In Beijing, next weekend, October 16th sees the 20th National Congress of the Chinese Communist Party. Having been officially anointed Core and Helmsman and his political principles (‘Thoughts on Socialism with Chinese Characteristics for a New Era’) already included in the Party handbook, General Secretary Xi will be appointed for an unprecedented third term having previously persuaded conference to remove the two-term limit (not entirely coincidentally announcing himself in sole command of the armed forces and security services beforehand). Despite significant structural challenges facing the Chinese economy including stagnant growth, a distinctly wobbly housing market and 20% youth unemployment (think of the significance of that in the context of a Communist command economy), the thinly veiled narrative will be one of follow-your-leader-you-know-it-makes-sense, the steadiness and supremacy of the CCP, complete confidence in Chinese socialism and a reiteration of the New World Order, contrasting China favourably with the decay, decadence and indecision of the West. The recovery of Taiwan is a given: even Western intelligence agencies now see it as “when and how” not “if.” 

Investor Relevance?  

It is easy to get bogged down in the cost-of-living-crisis, domestic car-crash politics and the Tories deciding whether self-evisceration or immolation is the fastest way to political oblivion.

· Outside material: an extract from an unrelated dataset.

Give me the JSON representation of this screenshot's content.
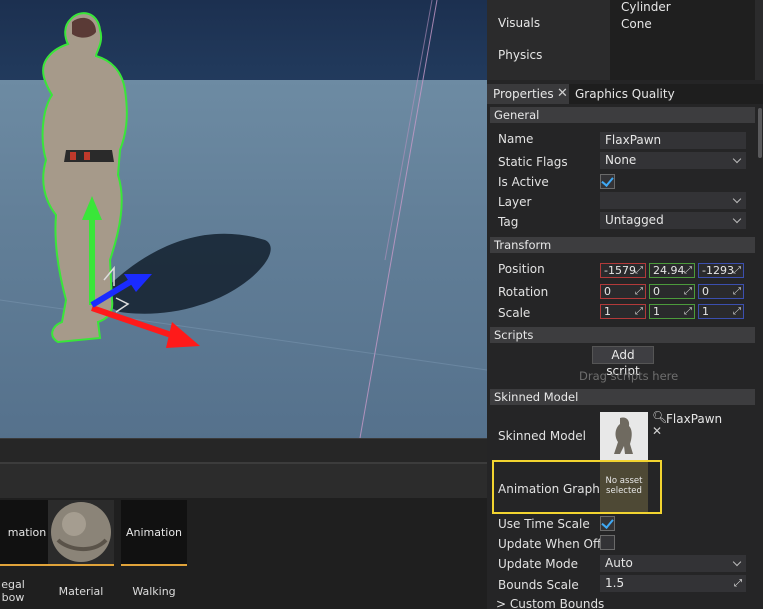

But the investment environment has been driven not only by a decade and more of applying alternative, unorthodox economic theory across the western democracies with all its obvious consequences today, but the slow burning fuse of the shifting geopolitical tectonic plates resulting in a major conflict in Europe, and all compounded by a pandemic. Those political plates are still on the move, the effects daily seen in risk premia in equities, the upending of term premia in bonds and the current dominance of the dollar in currency markets. It all matters!

 

The Jupiter Merlin Portfolios are long-term investments; they are certainly not immune from market volatility, but they are expected to be less volatile over time, commensurate with the risk tolerance of each. With liquidity uppermost in our mind, we seek to invest in funds run by experienced managers with a blend of styles but who share our core philosophy of trying to capture good performance in buoyant markets while minimising as far as possible the risk of losses in more challenging conditions.